Institute of Neuroinformatics, University of Zürich and ETH Zürich, Zürich, Switzerland.
Neural Comput. 2010 Aug;22(8):2086-112. doi: 10.1162/neco.2010.06-09-1030.
With the advent of new experimental evidence showing that dendrites play an active role in processing a neuron's inputs, we revisit the question of a suitable abstraction for the computing function of a neuron in processing spatiotemporal input patterns. Although the integrative role of a neuron in relation to the spatial clustering of synaptic inputs can be described by a two-layer neural network, no corresponding abstraction has yet been described for how a neuron processes temporal input patterns on the dendrites. We address this void using a real-time aVLSI (analog very-large-scale-integrated) dendritic compartmental model, which incorporates two widely studied classes of regenerative event mechanisms: one is mediated by voltage-gated ion channels and the other by transmitter-gated NMDA channels. From this model, we find that the response of a dendritic compartment can be described as a nonlinear sigmoidal function of both the degree of input temporal synchrony and the synaptic input spatial clustering. We propose that a neuron with active dendrites can be modeled as a multilayer network that selectively amplifies responses to relevant spatiotemporal input spike patterns.

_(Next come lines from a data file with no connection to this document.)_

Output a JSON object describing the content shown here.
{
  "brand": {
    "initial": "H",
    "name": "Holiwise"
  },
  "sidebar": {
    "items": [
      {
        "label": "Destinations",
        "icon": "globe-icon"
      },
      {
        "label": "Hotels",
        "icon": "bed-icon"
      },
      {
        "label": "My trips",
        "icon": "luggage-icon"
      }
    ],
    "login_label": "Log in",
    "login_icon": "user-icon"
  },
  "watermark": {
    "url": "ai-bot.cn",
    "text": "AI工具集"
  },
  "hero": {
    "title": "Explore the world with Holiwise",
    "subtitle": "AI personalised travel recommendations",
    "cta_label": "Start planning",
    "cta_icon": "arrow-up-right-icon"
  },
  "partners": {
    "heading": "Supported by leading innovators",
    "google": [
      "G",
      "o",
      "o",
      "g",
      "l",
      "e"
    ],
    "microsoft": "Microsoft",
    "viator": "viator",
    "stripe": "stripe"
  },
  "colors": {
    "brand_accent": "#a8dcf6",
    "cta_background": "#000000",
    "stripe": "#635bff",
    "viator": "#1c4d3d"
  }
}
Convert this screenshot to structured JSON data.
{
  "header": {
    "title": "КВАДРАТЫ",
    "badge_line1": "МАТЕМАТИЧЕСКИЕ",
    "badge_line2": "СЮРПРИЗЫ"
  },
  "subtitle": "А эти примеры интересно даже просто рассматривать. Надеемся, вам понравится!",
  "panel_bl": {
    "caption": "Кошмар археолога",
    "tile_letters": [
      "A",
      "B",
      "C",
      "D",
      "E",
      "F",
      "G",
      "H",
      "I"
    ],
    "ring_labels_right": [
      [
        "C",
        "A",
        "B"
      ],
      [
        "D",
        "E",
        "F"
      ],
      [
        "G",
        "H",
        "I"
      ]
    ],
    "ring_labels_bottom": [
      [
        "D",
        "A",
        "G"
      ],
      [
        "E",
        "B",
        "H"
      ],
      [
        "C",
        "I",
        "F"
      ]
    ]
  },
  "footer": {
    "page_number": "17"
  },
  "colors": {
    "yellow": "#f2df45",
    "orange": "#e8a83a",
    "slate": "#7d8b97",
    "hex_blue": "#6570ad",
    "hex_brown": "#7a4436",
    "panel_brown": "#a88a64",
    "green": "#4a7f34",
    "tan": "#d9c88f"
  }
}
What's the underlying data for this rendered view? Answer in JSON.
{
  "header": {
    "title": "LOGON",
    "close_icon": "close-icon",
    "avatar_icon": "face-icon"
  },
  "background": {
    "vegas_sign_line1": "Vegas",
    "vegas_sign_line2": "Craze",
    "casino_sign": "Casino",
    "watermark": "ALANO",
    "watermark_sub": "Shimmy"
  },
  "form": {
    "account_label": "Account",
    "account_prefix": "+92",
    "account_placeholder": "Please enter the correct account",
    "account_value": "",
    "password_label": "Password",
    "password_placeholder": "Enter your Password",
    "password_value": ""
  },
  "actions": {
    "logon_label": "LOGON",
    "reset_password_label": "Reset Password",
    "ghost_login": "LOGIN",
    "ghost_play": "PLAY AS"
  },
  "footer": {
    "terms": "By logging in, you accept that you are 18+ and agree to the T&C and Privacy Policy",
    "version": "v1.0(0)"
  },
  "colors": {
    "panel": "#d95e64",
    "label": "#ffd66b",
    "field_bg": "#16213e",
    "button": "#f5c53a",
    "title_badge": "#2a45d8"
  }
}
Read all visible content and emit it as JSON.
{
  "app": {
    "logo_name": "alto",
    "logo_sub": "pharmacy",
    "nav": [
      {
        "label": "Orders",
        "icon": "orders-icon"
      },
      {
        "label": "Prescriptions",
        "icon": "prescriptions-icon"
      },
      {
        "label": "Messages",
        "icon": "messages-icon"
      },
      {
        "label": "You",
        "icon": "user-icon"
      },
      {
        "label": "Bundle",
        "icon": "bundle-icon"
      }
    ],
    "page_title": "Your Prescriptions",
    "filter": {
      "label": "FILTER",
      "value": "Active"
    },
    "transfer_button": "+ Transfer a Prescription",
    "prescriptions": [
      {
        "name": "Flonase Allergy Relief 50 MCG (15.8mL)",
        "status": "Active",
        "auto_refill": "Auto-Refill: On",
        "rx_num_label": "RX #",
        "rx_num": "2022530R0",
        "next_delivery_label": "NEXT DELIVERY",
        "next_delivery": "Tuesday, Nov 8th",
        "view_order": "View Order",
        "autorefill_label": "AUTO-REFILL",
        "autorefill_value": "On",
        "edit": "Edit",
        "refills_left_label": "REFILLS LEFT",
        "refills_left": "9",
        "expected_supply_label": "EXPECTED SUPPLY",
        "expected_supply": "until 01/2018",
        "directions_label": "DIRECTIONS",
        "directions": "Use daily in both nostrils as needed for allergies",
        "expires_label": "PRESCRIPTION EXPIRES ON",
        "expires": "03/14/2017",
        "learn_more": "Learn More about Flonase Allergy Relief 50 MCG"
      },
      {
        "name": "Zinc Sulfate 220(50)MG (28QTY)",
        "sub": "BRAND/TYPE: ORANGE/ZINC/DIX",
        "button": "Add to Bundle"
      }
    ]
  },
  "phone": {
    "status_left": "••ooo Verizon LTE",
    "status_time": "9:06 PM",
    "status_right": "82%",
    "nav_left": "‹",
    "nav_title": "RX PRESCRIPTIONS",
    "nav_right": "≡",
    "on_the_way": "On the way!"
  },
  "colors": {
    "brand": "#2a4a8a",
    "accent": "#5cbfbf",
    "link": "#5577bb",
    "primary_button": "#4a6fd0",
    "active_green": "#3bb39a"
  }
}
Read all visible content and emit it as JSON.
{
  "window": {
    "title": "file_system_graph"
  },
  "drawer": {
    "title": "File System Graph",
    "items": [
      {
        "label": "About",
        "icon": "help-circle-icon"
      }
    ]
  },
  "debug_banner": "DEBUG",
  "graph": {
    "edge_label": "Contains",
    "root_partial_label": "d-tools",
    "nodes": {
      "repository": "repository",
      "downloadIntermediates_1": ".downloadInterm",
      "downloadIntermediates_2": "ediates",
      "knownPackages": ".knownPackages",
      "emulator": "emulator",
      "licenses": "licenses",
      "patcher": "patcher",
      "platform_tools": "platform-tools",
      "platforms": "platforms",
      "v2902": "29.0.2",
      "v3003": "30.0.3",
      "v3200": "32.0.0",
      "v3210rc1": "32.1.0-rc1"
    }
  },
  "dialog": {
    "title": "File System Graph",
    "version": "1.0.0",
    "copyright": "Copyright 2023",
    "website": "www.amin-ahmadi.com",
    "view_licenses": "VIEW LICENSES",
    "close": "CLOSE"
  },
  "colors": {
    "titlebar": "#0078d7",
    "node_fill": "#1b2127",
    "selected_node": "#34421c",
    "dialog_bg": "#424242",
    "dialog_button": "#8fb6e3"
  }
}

随着新的实验证据表明树突在处理神经元输入方面发挥着积极的作用,我们重新审视了在处理时空输入模式时,神经元计算功能的合适抽象的问题。虽然神经元在突触输入的空间聚类方面的整合作用可以用两层神经网络来描述,但对于神经元如何在树突上处理时间输入模式,还没有相应的抽象描述。我们使用实时的 aVLSI(模拟超大规模集成)树突室模型来解决这个空白,该模型结合了两种广泛研究的再生事件机制:一种是由电压门控离子通道介导的,另一种是由递质门控 NMDA 通道介导的。从这个模型中,我们发现树突室的响应可以被描述为输入时间同步程度和突触输入空间聚类的非线性 sigmoid 函数。我们提出,具有活跃树突的神经元可以被建模为一个多层网络,该网络选择性地放大对相关时空输入尖峰模式的响应。